- Directed by: Graham Robertson
- Written by: Graham Robertson
- Produced by: Scott Bailey Graham Robertson
- Starring: Scott Kelly Galbreath Keri Bruno David Ury Steve Beaumont Jones Michael Shamus Wiles
- Cinematography: Ricardo Palavecino
- Edited by: Graham Robertson
- Music by: Michael Suby
- Distributed by: Heretic Films Indie
- Release date: March 2004;
- Running time: 85 minutes
- Country: United States
- Language: English
- Budget: $30,000

= Able Edwards =

2004 film by Graham Robertson

Able Edwards is a 2004 science fiction film directed by Graham Robertson and starring Scott Kelly Galbreath, Keri Bruno, David Ury, Steve Beaumont Jones, and Michael Shamus Wiles. Able Edwards follows the clone of a Walt Disneyesque entertainment mogul created to revive the glory days of his deceased predecessor's corporation. In the process of restoring reality entertainment to a synthetic, virtual world, the clone realizes he has yet to live as his own man.

==Plot==
In the not so distant future, the world is faced with a global catastrophe. A biological contaminant is released into the atmosphere and over the following years, decimates nearly ninety percent of the world's population. Fleeing the poisoned planet, humanity relocates to a space station orbiting the Earth. It is there that life continues with the hope of one day returning to Earth.

The film unfolds during the probate hearing determining the disposition of assets of the estate of Abel Edwards beta, the clone of the founder of the Edwards Corporation (EC), the most successful entertainment conglomerate of the 20th Century. The EC included an enormously successful film and television studio and the Abel Edwards' Fantastic Wonderlands Theme Parks based on the characters populating Abel Edwards' animated films.

The EC has an extensive animatronic background and has morphed into a manufacturer whose significant product is the humanoid robot; their market share has fallen sharply and sales have softened. They understand the need to develop a new market, but after several failed attempts, recognize they lack the intuition and imagination necessary for the success of such a bold course change. As a last-ditch effort, their marketing department develops a plan to clone their dead genius founder, Abel Edwards. They will grow a genetic replica, and they will infuse him with the same life-altering experiences that shaped the original man. Nature plus nurture, or something like it.

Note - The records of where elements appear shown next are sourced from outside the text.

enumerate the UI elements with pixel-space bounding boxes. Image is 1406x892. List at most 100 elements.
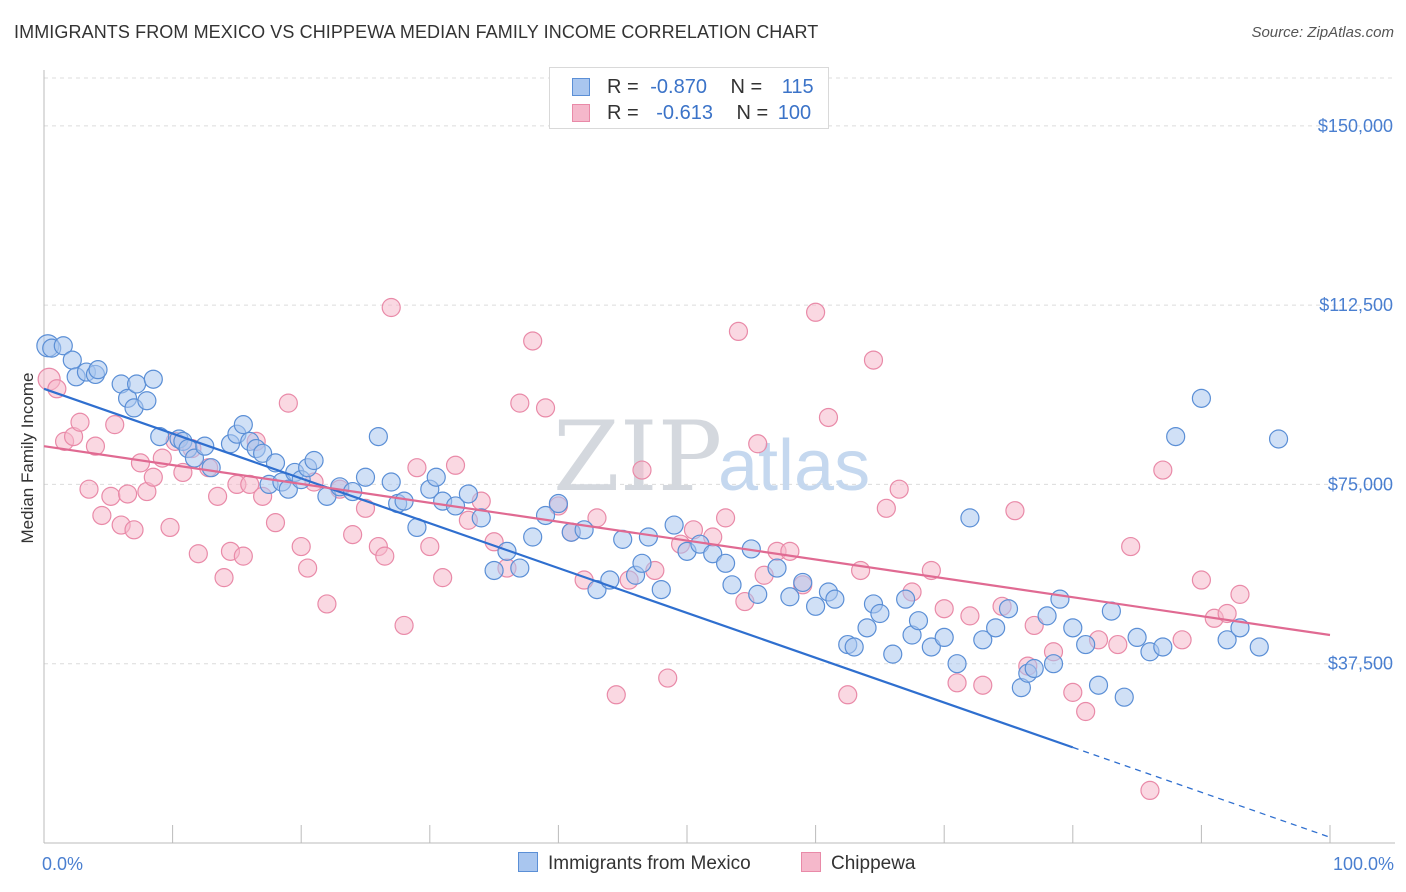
bottom-legend-swatch-mexico <box>518 852 538 872</box>
mexico-point <box>1063 618 1083 638</box>
chippewa-point <box>375 546 395 566</box>
mexico-point <box>1268 429 1289 449</box>
mexico-point <box>908 611 929 631</box>
mexico-point <box>278 479 298 499</box>
mexico-point <box>195 436 215 456</box>
chippewa-point <box>317 594 337 614</box>
mexico-point <box>651 579 671 600</box>
bottom-legend-label-chippewa: Chippewa <box>831 853 916 874</box>
mexico-point <box>748 584 768 604</box>
chippewa-point <box>265 513 286 533</box>
gridlines <box>44 77 1395 665</box>
mexico-point <box>986 618 1006 638</box>
mexico-point <box>1153 637 1173 657</box>
trend-line-chippewa <box>43 445 1331 637</box>
chippewa-point <box>143 467 163 487</box>
chippewa-point <box>298 558 318 578</box>
chippewa-point <box>1217 603 1237 624</box>
chippewa-point <box>658 668 678 688</box>
mexico-point <box>233 415 253 435</box>
chippewa-point <box>715 508 736 528</box>
chippewa-point <box>291 536 311 557</box>
chippewa-point <box>124 520 144 540</box>
mexico-point <box>767 558 787 578</box>
legend-n-value: 100 <box>777 102 812 124</box>
chippewa-point <box>433 568 453 588</box>
watermark-atlas: atlas <box>718 426 870 506</box>
legend-r-label: R = <box>607 102 639 124</box>
mexico-point <box>523 527 543 547</box>
legend-swatch-chippewa <box>572 104 590 122</box>
chippewa-point <box>343 525 363 545</box>
chippewa-point <box>748 434 768 454</box>
mexico-point <box>368 426 388 447</box>
mexico-point <box>844 637 864 657</box>
axes <box>43 70 1395 844</box>
chippewa-point <box>381 297 401 318</box>
bottom-legend-chippewa: Chippewa <box>801 852 916 875</box>
mexico-point <box>722 575 742 595</box>
mexico-point <box>664 515 684 535</box>
mexico-point <box>715 553 736 573</box>
chippewa-point <box>85 436 106 456</box>
chippewa-point <box>1063 682 1083 702</box>
mexico-point <box>934 627 954 648</box>
chippewa-point <box>960 606 980 626</box>
chippewa-point <box>1153 460 1173 480</box>
mexico-point <box>857 618 877 638</box>
mexico-point <box>143 369 163 389</box>
legend-n-label: N = <box>736 102 769 124</box>
chippewa-point <box>863 350 884 370</box>
chippewa-point <box>445 455 466 475</box>
mexico-point <box>1088 675 1109 695</box>
watermark-zip: ZIP <box>553 401 722 513</box>
chippewa-point <box>818 407 839 428</box>
mexico-point <box>62 350 82 370</box>
chippewa-point <box>805 302 826 322</box>
legend-box: R = -0.870 N = 115 R = -0.613 N = 100 <box>549 67 829 129</box>
mexico-point <box>1043 654 1064 674</box>
chippewa-point <box>1005 501 1025 521</box>
chippewa-point <box>1076 701 1096 722</box>
legend-swatch-mexico <box>572 78 590 96</box>
chippewa-point <box>934 599 954 619</box>
mexico-point <box>1024 658 1044 679</box>
chippewa-point <box>188 544 208 564</box>
chippewa-point <box>728 321 749 342</box>
mexico-point <box>1166 426 1186 447</box>
legend-r-value: -0.870 <box>650 76 707 98</box>
chippewa-point <box>876 498 896 518</box>
mexico-point <box>793 572 813 593</box>
mexico-point <box>1217 630 1237 650</box>
mexico-point <box>632 553 652 573</box>
mexico-point <box>53 336 73 356</box>
chippewa-point <box>535 398 556 418</box>
chippewa-point <box>160 517 180 538</box>
mexico-point <box>896 589 916 609</box>
mexico-point <box>870 603 890 624</box>
mexico-point <box>973 630 993 650</box>
chippewa-point <box>1108 634 1128 655</box>
mexico-point <box>381 472 401 492</box>
mexico-point <box>88 360 108 380</box>
bottom-legend-mexico: Immigrants from Mexico <box>518 852 751 875</box>
chippewa-point <box>838 685 858 705</box>
mexico-point <box>1191 388 1212 408</box>
mexico-point <box>921 637 941 657</box>
mexico-point <box>253 443 273 463</box>
mexico-point <box>947 654 967 674</box>
chippewa-point <box>632 460 652 480</box>
chippewa-point <box>105 415 125 435</box>
chart-title: IMMIGRANTS FROM MEXICO VS CHIPPEWA MEDIA… <box>14 22 819 42</box>
chippewa-point <box>510 393 530 413</box>
mexico-point <box>484 560 504 581</box>
mexico-point <box>1127 627 1147 648</box>
mexico-point <box>638 527 659 547</box>
x-tick-label-0: 0.0% <box>42 854 83 874</box>
chippewa-point <box>79 479 99 499</box>
chippewa-point <box>523 331 543 351</box>
bottom-legend-label-mexico: Immigrants from Mexico <box>548 853 751 874</box>
trend-lines <box>43 387 1331 838</box>
x-tick-label-1: 100.0% <box>1333 854 1394 874</box>
mexico-point <box>201 458 221 478</box>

Upon his 25th birthday, Edwards takes the reins of the company and rides a 20-year wave of success with every passing day. When the potential rival of the status quo career politician abruptly drops out of the race, Edwards sees his chance to expand beyond his defined boundaries and bring the 'Edwards Standard of Living' directly into people's living rooms, rather than maintaining a park to give them a transitory experience. When Edwards moves from a 'Celebrity Politician' to a front-running candidate, the power struggle reaches its breaking point.

The Anti-Reality Organizations finally have their scapegoat. He loses the Senate race in a landslide. Edwards has lost his son, the Senate seat and his position as CEO of the company. Edwards commandeers a space shuttle and heads for the site of the original Able Edwards Fantastic Wonderland beginning a journey of no return.

==Production==

Able Edwards was shot on mini DV (Canon XL-1) at a small green screen stage in Hollywood. No physical sets were used. Robertson described Todd Haynes' Superstar: The Karen Carpenter Story (1987) as an inspiration for making a low-budget but compelling film with unconventional techniques.

"I had always been intrigued with the idea of adapting old films to new settings," said director Graham Robertson. As literature has stories that have been retold with modern views, the cinema has classics that are ripe for revisiting. Able Edwards revisits the spirit and structure of Citizen Kane.

"But we didn't have a lot of money to spend, so using consumer technologies and truckloads of resourcefulness, we managed to shoot the entire feature in 15 days with a budget of $30,000. The plan was this; get a green wall, get some actors, scan some photographs to use as backgrounds (sets) and shoot a 'big budget' looking film for no dollars.

"For starters, I spent a good chunk of time at the downtown branch of the L.A. library going through piles of architecture books; collecting and scanning the images. Elements of the existing photographs were photoshopped and composited to create new, unique environments- the futuristic world of Able Edwards. Twenty-three dollars in late fees and a month later, we had our sets.

"After getting the footage in the can, I began the long process of importing the green footage and editing it. About this time, a friend told me that she had spoken to Steven Soderbergh about the project and he was interested in our process. Next thing I knew, he was at my house in my office, watching EXTREMELY rough-cut sequences and test composites. Forty-five minutes later, we had a new executive producer.

"I spent the following year chained to my office chair assembling, editing and compositing the film. There were many days where I felt like Dick Van Dyke's one-man-band in Mary Poppins. It was true desktop cinema."

== Reception ==
Joe Leydon in Variety described Able Edwards as having a "potentially intriguing concept" but "an experimental misfire".